I can appreciate the fact that Scooter Libby’s conservative friends don’t mind his outrageous conduct, and are even willing to help raise money for his legal defense, but there should at least be limits on how ridiculous they’re willing to be with their praise for a man who was forced to resign in disgrace.
Mary Matalin, for example, sent a fundraising letter on behalf of Libby’s Legal Defense Trust in which she tells the reader, “This loyal soldier in the War on Terror doesn’t have to go at it alone.”
“Loyal”? “Soldier”? Please. Thankfully, Nico set the record straight.
Scooter Libby knowingly exposed the cover of a CIA operative.

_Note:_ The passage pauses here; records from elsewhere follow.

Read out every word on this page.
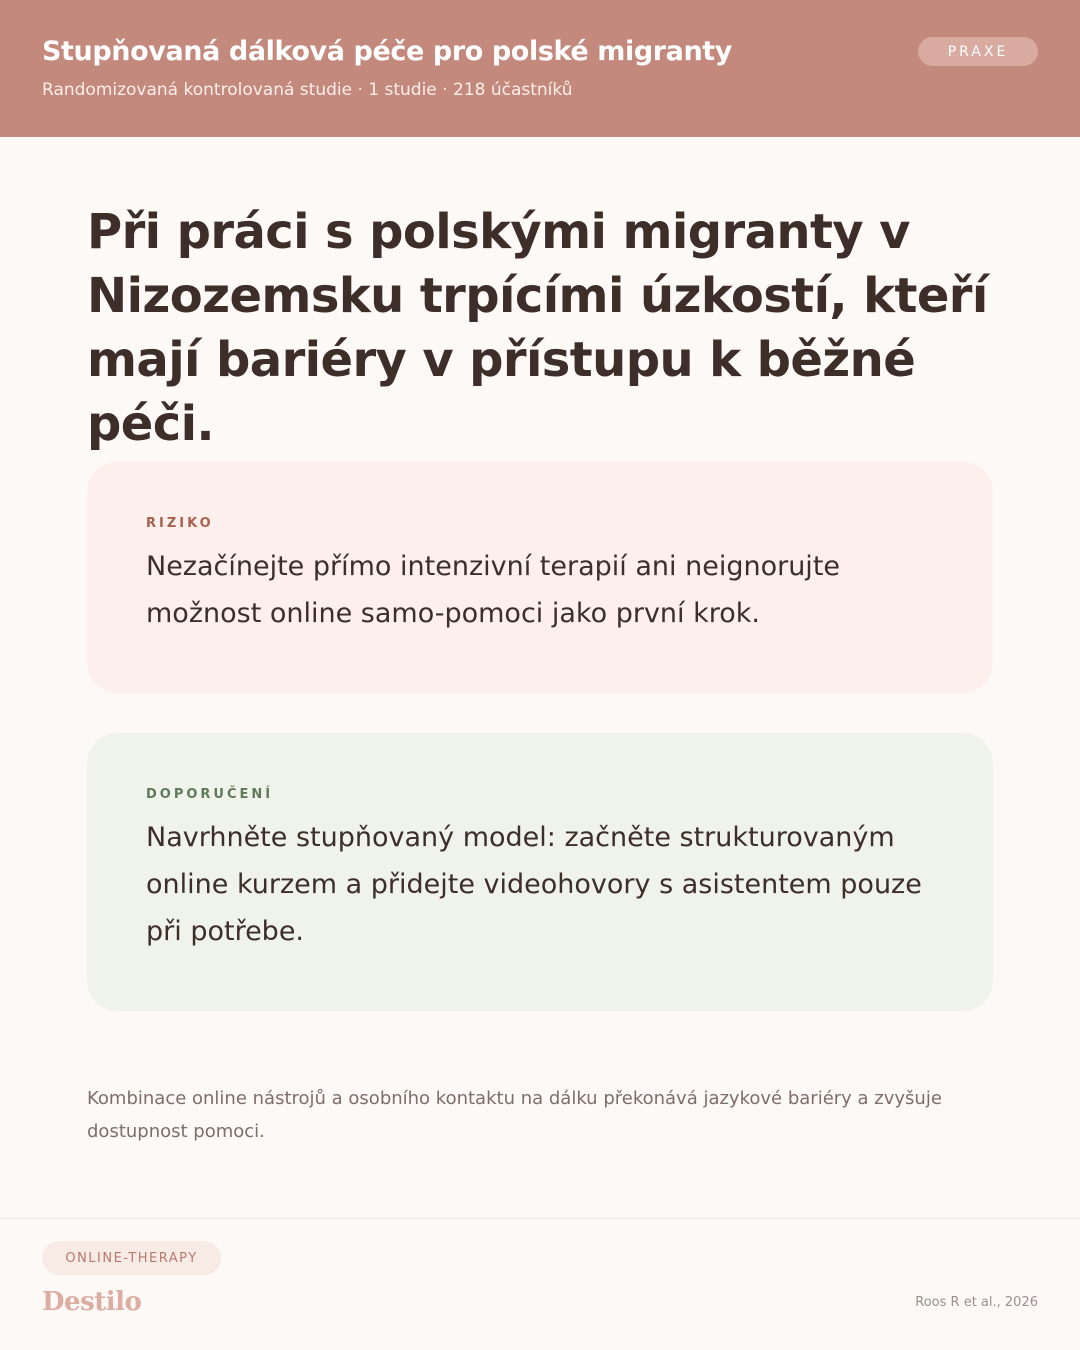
Stupňovaná dálková péče pro polské migranty
Randomizovaná kontrolovaná studie · 1 studie · 218 účastníků
PRAXE
Při práci s polskými migranty v Nizozemsku trpícími úzkostí, kteří mají bariéry v přístupu k běžné péči.
RIZIKO
Nezačínejte přímo intenzivní terapií ani neignorujte možnost online samo-pomoci jako první krok.
DOPORUČENÍ
Navrhněte stupňovaný model: začněte strukturovaným online kurzem a přidejte videohovory s asistentem pouze při potřebe.
Kombinace online nástrojů a osobního kontaktu na dálku překonává jazykové bariéry a zvyšuje dostupnost pomoci.
ONLINE-THERAPY
Destilo	Roos R et al., 2026
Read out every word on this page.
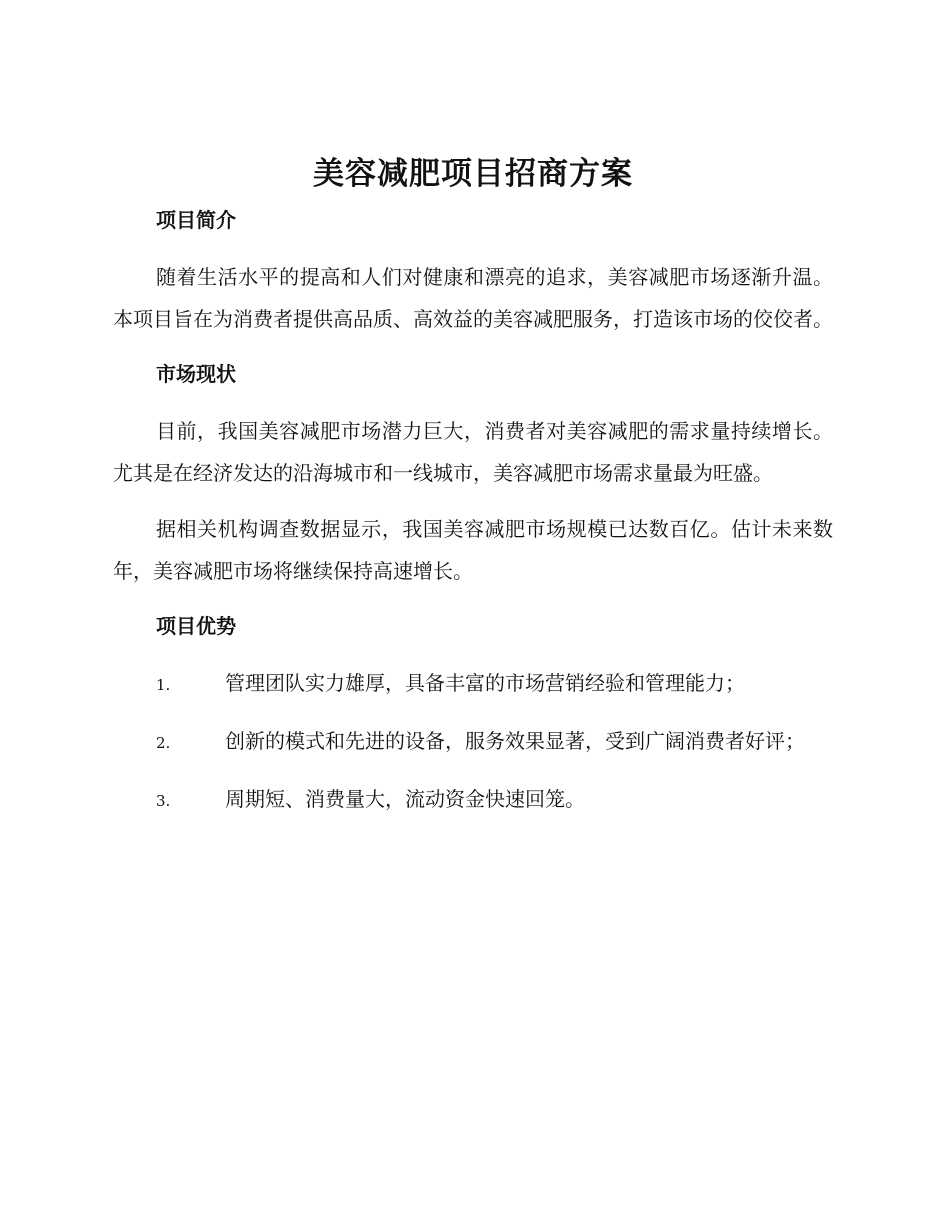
美容减肥项目招商方案
项目简介

随着生活水平的提高和人们对健康和漂亮的追求，美容减肥市场逐渐升温。本项目旨在为消费者提供高品质、高效益的美容减肥服务，打造该市场的佼佼者。

市场现状

目前，我国美容减肥市场潜力巨大，消费者对美容减肥的需求量持续增长。尤其是在经济发达的沿海城市和一线城市，美容减肥市场需求量最为旺盛。

据相关机构调查数据显示，我国美容减肥市场规模已达数百亿。估计未来数年，美容减肥市场将继续保持高速增长。

项目优势

1.	管理团队实力雄厚，具备丰富的市场营销经验和管理能力；

2.	创新的模式和先进的设备，服务效果显著，受到广阔消费者好评；

3.	周期短、消费量大，流动资金快速回笼。
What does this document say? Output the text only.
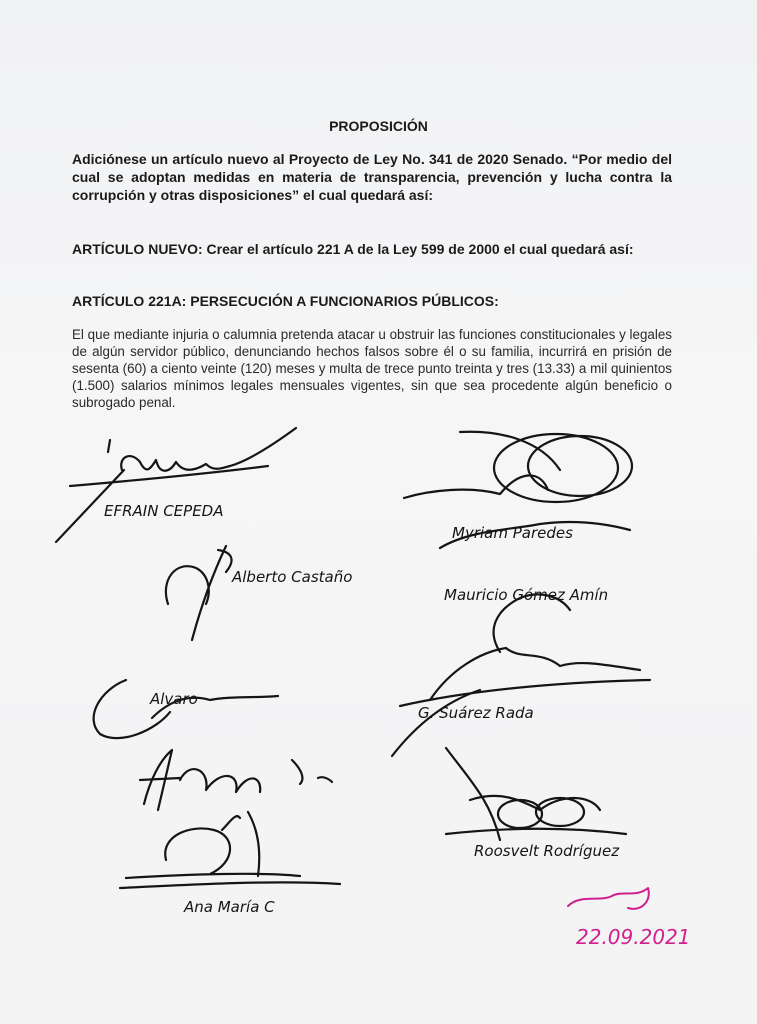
PROPOSICIÓN

Adiciónese un artículo nuevo al Proyecto de Ley No. 341 de 2020 Senado. “Por medio del cual se adoptan medidas en materia de transparencia, prevención y lucha contra la corrupción y otras disposiciones” el cual quedará así:

ARTÍCULO NUEVO: Crear el artículo 221 A de la Ley 599 de 2000 el cual quedará así:

ARTÍCULO 221A: PERSECUCIÓN A FUNCIONARIOS PÚBLICOS:

El que mediante injuria o calumnia pretenda atacar u obstruir las funciones constitucionales y legales de algún servidor público, denunciando hechos falsos sobre él o su familia, incurrirá en prisión de sesenta (60) a ciento veinte (120) meses y multa de trece punto treinta y tres (13.33) a mil quinientos (1.500) salarios mínimos legales mensuales vigentes, sin que sea procedente algún beneficio o subrogado penal.

EFRAIN CEPEDA
Myriam Paredes
Alberto Castaño
Mauricio Gómez Amín
G. Suárez Rada
Alvaro
Roosvelt Rodríguez
Ana María C
22.09.2021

He did it to exact political revenge on Joseph Wilson, who had revealed that intelligence was “twisted to exaggerate the Iraqi threat.” The damage from the leak was serious enough to warrant a CIA investigation. Arthur Brown, a CIA division chief who retired in 1995, described Libby’s action as the “moral equivalent to exposing forward deployed military units.”
Libby is no “soldier,” let alone a “loyal soldier.” A different label for him was offered by President George H. W. Bush: “I have nothing but contempt and anger for those who betray the trust by exposing the name of our sources. They are, in my view, the most insidious of traitors.”
Matalin is clearly no longer capable of shame, but this fundraising pitch should be humiliating. If Libby is a “loyal soldier in the War on Terror,” Dick Cheney is a competent public official with a healthy respect for the limits of our constitutional system of government.